Un contrat en effet pour le moins bizarre, d’autant que Sally est jeune, belle, et très riche : son second mari, dont elle vient de divorcer sous de confortables conditions financières, est un multimillionnaire français dont la fortune repose sur le cacao africain. Tatum affirme avoir refusé ce “travail”, et n’être en rien impliqué dans le meurtre effectivement perpétré. Dès la lecture du testament de Sally, Jack réalise que la bizarrerie de l’affaire ne s’arrête pas à cet étrange “contrat” : la jeune femme a désigné six personnes pour hériter de la totalité de sa fortune, soit… 46 millions de dollars. Mais pas question d’un banal partage : l’intégralité de la somme doit revenir à une seule personne — la denrière qui survivra aux cinq autres…
Qu’ils meurent, ou qu’ils renoncent à l’héritage : c’est, pour chacun, la seule chose à espérer des autres “héritiers”. D’ailleurs, ils commencent à tomber comme des mouches, l’un après l’autre… Secondé par Theo et Kelsey Craven, Jack enquête. Ses investigations le mèneront cinq ans en arrière, au cœur d’une sordide affaire non résolue : Sally avait été violemment agressée et sa petite fille de 4 ans assassinée. Remontent alors à la surface les liens putrides qui, dans l’ombre, relient tous ces héritiers.
À partir d’un noyau narratif qui fleure bon ses Dix petits Nègres, James Grippando développe un récit qui n’a pourtant rien à voir avec l’atmosphère feutrée des romans de la Reine du crime anglaise. L’ambiance générale est aux cadavres sanglants, aux gros flingues, et aux scènes d’action. Mais pas seulement : il y a aussi des scènes tendres — dont le sentimentalisme confine tout de même à l’eau de rose… — des séances d’audience au tribunal, de longs développements où les différents protagonistes échangent les résultats de leurs recherches et réflexions… Jusqu’à une “virée” africaine, à la faveur de laquelle est dénoncé avec pudeur et sans le moindre sensationalisme l’esclavage des enfants dans les plantations. Mélange douteux que tout cela ? Non point, car James Grippando a su doser avec une infinie habileté chacun de ces ingrédients, de même qu’il a subtilement joué de diverses tonalités narratives : l’humour de comédie — par exemple quand Theo teste la franchise de Javier, le garde du corps… — côtoie les passages plus sombres, tels ceux où sont évoqués les rapports fraternels complexes unissant Theo et Tatum. Et la petite note bariolée que vient mettre le départ précipité de Côte-d’Ivoire, avec son côté Bob Morane, n’a rien d’incongru.

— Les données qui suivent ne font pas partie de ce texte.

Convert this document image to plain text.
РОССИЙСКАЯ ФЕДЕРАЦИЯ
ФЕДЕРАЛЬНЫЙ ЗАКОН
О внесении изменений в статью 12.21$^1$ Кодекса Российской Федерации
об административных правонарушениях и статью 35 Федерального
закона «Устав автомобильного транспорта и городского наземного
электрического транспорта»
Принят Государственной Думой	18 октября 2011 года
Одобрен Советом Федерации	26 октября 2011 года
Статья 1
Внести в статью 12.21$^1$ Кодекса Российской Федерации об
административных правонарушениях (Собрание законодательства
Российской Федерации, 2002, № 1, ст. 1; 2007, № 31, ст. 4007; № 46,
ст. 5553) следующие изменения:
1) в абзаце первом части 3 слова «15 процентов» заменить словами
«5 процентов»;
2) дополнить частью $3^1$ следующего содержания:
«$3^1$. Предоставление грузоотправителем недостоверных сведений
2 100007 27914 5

Malgré la diversité des thèmes brassés et des registres narratifs convoqués, James Grippando réussit à composer un récit extrêmement prenant et efficace — mais qui ne brille guère par sa vraisemblance. Néanmoins, l’auteur montre un solide savoir-faire romanesque et parvient avec brio à éviter l’écueil du fourre-tout à pirouettes improbables.
Reste que l’on n’a pas affaire, ici, à de la “grande” littérature — en nul endroit la traduction ne laisse supposer que l’auteur nourrisse un quelconque amour du “mot pour le mot” ni qu’il s’efforce de choisir ses termes en poète, en fonction de leur musique, de leurs nuances intrinsèques. Ce n’est pas même du grand polar : à aucun moment le suspense n’est soutenu par une tension psychologique ou dramatique véritablement émouvante ; rien dans l’intrigue — malgré l’abondance de cadavres et le meurtre d’une enfant — ni son déroulement — bien que parfaitement huilé — ne boulverse de fond en comble.
Mais Le dernier à mourir est un excellent roman de divertissement, fort bien ficelé et dont la lecture repose de tout. C’est une bouffée de délassement délectable qui s’inhale à 50 à l’heure — comprenez “50 pages à l’heure” — dont il ne faut surtout pas se priver dès lors que le moral s’engage sur une pente descendante ou qu’on éprouve un léger besoin de vacances neuronales…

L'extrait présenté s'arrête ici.